Dodał jednak: "Bardzo dużo się mówi w ostatnim czasie o jakichś więźniach politycznych. U nas w kodeksie karnym nie ma artykułów politycznych".

Łukaszenka podjął również kwestię ambasadorów państw UE, którzy wyjechali z Białorusi ponad miesiąc temu. "Nie jesteśmy przeciwni powrotowi europejskich ambasadorów, ale będziemy rozpatrywać (kwestię) każdego ambasadora personalnie" - oznajmił.

Uwolnienie więźniów politycznych jest postulatem stawianym wobec władz Białorusi przez Zachód

"Umówiliśmy się z ministrem spraw zagranicznych (Siarhiejem Martynauem), że będziemy rozpatrywać każdy kraj i każdego ambasadora personalnie, jeśli chodzi o powrót na Białoruś. Ale nie ma to nic wspólnego z tym, że chcemy przeszkodzić powrotowi ambasadorów" - oznajmił.

Dodał, że Białoruś nie jest przeciwna normalizacji stosunków z UE. "Ale bez jakiegokolwiek nacisku i szantażu. Przymuszanie nas pod presją, nakłanianie i domaganie się spełnienia wysuwanych wobec nas żądań przyniesie rezultat odwrotny do zamierzonego" - zaznaczył.

Uwolnienie więźniów politycznych jest postulatem stawianym wobec władz Białorusi przez Zachód.

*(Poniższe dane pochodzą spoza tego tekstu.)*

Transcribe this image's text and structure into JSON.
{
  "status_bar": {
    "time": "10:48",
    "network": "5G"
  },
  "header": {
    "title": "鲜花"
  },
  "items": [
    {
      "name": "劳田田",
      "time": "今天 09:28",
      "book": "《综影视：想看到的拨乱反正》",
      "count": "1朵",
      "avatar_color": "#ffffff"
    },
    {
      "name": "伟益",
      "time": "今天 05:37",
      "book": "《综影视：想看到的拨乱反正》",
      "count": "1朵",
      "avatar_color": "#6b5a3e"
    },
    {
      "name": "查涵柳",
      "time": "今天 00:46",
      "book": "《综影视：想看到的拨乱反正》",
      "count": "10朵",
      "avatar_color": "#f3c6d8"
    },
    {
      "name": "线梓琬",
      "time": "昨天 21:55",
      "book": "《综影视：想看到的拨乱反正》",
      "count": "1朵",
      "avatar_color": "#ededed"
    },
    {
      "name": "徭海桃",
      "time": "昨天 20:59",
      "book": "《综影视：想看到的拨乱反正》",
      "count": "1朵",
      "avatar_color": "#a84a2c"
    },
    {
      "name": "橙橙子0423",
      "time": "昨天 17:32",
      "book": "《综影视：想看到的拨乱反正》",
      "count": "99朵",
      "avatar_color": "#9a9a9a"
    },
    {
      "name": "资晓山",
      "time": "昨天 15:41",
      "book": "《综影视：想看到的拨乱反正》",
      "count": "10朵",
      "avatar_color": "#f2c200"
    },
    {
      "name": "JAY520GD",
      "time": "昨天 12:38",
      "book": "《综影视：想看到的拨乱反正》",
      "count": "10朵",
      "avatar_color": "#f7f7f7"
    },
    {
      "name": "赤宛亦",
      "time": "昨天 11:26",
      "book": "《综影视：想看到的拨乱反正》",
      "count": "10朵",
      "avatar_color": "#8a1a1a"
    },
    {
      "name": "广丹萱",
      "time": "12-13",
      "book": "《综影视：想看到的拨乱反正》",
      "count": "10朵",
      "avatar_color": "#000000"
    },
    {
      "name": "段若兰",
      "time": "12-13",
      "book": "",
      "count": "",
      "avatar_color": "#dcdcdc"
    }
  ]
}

W grudniu na konferencji prasowej Łukaszenka oświadczył, że tylko wtedy wypuści z więzienia byłych kandydatów na prezydenta Andreja Sannikaua i Mikołę Statkiewicza, skazanych odpowiednio na 5 i 6 lat kolonii karnej, jeśli podpiszą prośby o ułaskawienie. "Mogę ułaskawić osobę, która się do mnie o to zwróci. Jak się nie zwrócą, będą siedzieć w więzieniu" - oznajmił wtedy.

23 marca ministrowie spraw zagranicznych 27 państw UE przyjęli nowe sankcje wobec reżimu Białorusi

O podpisaniu przez Sannikaua prośby o ułaskawienie powiadomiła pod koniec stycznia jego żona. W maju 2011 r. Sannikau został skazany na 5 lat kolonii karnej o zaostrzonym rygorze w związku z opozycyjną demonstracją w Mińsku w wieczór po wyborach prezydenckich 19 grudnia 2010 r. Sąd uznał go za winnego organizacji masowych zamieszek.

Na początku lutego poinformował zaś o złożeniu prośby o ułaskawienie opozycjonista Źmicier Bandarenka, który odbywa wyrok 2 lat kolonii karnej, także za udział w protestach po wyborach prezydenckich 2010 r.

23 marca ministrowie spraw zagranicznych 27 państw UE przyjęli nowe sankcje wobec reżimu Białorusi, w tym decyzję o zamrożeniu aktywów 29 firm, należących do trzech oligarchów, wspierających reżim prezydenta Alaksandra Łukaszenki. W przyjętej deklaracji ministrowie zapowiedzieli wprowadzanie kolejnych sankcji, "dopóki wszyscy więźniowie polityczni nie zostaną uwolnieni".

Po poprzednim rozszerzeniu sankcji 28 lutego władze Białorusi zwróciły się do ambasadorów UE i Polski, aby opuścili ten kraj i udali się na konsultacje, oraz wezwały swoich ambasadorów w Brukseli i Warszawie na konsultacje do Mińska. W odpowiedzi wszystkie kraje UE podjęły decyzję o wycofaniu swych ambasadorów z Mińska.